PATHOGENESISThere is no singular cause for the development of the Charcot foot, but there are factors that predispose to its development, as well as a number of likely precipitating events. The current belief is that once the disease is triggered in a susceptible individual, it is mediated through a process of uncontrolled inflammation in the foot. Osteoclasts generated in vitro in the presence of macrophage colony-stimulating factor and RANKL from patients with active CN have been shown to be more aggressive and exhibit an increase in their resorptive activity compared with control subjects. Despite these observations, it should be noted that the syndrome might also occur in patients with a spectrum of unrelated diseases complicated by nerve damage. Finally, it is possible that peptides normally secreted from nerve terminals are also important in the underlying pathophysiology.
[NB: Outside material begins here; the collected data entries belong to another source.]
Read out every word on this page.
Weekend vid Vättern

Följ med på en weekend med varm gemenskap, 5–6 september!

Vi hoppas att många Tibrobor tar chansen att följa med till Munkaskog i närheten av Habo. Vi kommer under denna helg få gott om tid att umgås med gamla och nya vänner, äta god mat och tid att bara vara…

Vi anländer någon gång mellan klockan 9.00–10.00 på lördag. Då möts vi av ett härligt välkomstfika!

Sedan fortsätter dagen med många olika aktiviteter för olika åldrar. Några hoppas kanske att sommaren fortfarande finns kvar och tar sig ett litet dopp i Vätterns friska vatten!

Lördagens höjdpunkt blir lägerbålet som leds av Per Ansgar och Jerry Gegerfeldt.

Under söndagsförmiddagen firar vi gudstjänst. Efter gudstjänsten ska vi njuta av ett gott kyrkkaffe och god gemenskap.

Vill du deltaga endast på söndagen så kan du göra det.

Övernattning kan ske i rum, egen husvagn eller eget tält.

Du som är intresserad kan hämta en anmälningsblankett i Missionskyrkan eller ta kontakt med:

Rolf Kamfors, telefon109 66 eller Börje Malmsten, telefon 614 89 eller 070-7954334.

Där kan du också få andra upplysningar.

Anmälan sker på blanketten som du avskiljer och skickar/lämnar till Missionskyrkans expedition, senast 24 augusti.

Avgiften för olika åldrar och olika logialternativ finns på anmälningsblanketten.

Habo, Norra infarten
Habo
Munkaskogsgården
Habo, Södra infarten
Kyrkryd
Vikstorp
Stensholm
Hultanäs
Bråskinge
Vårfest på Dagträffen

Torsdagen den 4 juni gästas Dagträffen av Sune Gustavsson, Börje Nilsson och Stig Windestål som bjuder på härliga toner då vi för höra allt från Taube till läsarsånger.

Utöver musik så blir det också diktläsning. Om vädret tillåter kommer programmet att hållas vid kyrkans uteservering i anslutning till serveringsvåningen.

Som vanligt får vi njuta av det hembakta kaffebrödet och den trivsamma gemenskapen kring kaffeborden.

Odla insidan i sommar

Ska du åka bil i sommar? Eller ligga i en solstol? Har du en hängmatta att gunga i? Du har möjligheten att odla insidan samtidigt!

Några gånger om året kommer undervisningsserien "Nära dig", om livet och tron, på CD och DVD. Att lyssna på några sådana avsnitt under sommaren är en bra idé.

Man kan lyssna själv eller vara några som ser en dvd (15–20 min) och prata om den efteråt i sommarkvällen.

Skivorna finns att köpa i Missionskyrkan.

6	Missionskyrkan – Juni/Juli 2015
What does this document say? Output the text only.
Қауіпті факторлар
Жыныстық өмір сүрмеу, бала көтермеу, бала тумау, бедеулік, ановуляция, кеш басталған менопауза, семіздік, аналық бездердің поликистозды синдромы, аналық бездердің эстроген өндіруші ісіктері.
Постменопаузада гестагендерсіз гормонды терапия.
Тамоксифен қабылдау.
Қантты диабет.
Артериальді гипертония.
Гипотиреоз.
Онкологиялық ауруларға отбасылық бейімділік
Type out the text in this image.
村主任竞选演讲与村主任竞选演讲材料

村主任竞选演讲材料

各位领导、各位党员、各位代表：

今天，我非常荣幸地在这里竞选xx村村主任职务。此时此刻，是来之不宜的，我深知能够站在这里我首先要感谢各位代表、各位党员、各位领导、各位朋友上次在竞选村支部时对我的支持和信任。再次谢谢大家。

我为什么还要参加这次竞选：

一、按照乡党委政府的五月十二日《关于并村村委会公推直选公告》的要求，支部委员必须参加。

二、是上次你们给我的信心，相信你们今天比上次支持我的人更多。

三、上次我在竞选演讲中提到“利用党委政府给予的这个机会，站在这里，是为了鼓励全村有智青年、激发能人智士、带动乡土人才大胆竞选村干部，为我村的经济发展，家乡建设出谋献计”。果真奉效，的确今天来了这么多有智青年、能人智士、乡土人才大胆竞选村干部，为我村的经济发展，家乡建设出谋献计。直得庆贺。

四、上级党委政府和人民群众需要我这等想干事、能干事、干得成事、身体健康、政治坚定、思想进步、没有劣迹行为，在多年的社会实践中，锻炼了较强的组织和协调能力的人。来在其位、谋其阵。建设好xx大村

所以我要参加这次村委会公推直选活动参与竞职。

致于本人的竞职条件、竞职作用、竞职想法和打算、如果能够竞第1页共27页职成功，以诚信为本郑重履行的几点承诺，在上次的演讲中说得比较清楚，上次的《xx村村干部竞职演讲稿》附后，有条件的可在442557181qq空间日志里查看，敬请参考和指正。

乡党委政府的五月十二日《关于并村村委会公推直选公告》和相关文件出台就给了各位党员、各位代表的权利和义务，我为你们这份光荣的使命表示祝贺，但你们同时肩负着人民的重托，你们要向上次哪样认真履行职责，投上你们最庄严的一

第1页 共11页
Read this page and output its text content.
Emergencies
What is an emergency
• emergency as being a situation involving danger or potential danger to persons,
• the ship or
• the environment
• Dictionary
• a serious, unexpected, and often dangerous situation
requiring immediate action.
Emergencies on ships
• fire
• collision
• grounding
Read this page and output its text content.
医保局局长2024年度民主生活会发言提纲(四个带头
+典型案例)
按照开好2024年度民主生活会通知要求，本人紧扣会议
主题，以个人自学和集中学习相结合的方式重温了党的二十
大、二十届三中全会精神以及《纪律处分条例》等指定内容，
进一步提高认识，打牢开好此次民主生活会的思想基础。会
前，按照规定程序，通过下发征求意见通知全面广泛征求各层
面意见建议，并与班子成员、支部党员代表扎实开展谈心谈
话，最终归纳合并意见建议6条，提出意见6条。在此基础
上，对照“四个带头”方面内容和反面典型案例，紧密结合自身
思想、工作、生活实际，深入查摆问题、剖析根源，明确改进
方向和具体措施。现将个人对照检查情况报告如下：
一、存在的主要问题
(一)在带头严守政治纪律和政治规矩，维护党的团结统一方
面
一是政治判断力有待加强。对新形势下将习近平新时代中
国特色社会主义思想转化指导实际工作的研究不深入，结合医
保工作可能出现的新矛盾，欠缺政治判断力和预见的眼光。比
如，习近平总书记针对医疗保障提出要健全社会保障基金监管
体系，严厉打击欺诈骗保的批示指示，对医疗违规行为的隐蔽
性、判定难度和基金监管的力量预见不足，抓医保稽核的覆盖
Hence, any reduction of CGRP through nerve damage will result in an increase in RANKL expression. Because it is not possible to identify those most likely to develop the Charcot syndrome, it is impossible to determine with any degree of confidence whether preexisting osteopenia is a significant predisposing factor. Although the Charcot syndrome may occur in a variety of conditions, diabetes is ostensibly the most common worldwide. Diabetes may predispose to its occurrence through a number of mechanisms. Other cases may be triggered by different causes of local inflammation, including previous ulceration, infection, or recent foot surgery. In this respect the occurrence of an acute Charcot foot as a complication of osteomyelitis is increasingly recognized in people with diabetes.
DIAGNOSISThe initial manifestations of the Charcot foot are frequently mild in nature, but can become much more pronounced with unperceived repetitive trauma. Diagnostic clinical findings include components of neurological, vascular, musculoskeletal, and radiographic abnormalities. There have been no reported cases of CN developing in the absence of neuropathy. Easily available and inexpensive, they provide information on bone structure, alignment, and mineralization.
X-rays may be normal or show subtle fractures and dislocations or later show more overt fractures and subluxations. CN when X-rays could still be normal. MRI primarily images protons in fat and water and can depict anatomy and pathology in both soft tissue and bone in great detail. Nuclear medicine includes a number of exams based on the use of radioisotopic tracers. However, diminished circulation can result in false-negative exams and, perhaps more importantly, uptake is not specific for osteoarthropathy. Evaluation of bone density may be useful in those with diabetes to assess onset of CN as well as fracture risk.
BMD can be assessed using dual-energy X-ray absorptiometry or calcaneal ultrasound. However, a negative result obviously should not offer any confidence regarding lack of disease. Diagnostic recommendations for active CNThe diagnosis of active Charcot foot is primarily based on history and clinical findings but should be confirmed by imaging. Inflammation plays a key role in the pathophysiology of the Charcot foot and is the earliest clinical finding. CN because of the inflammatory process of bone healing, even in the absence of deformity. X-rays should be the initial imaging performed, and one should look for subtle fractures or subluxations if no obvious pathology is visible.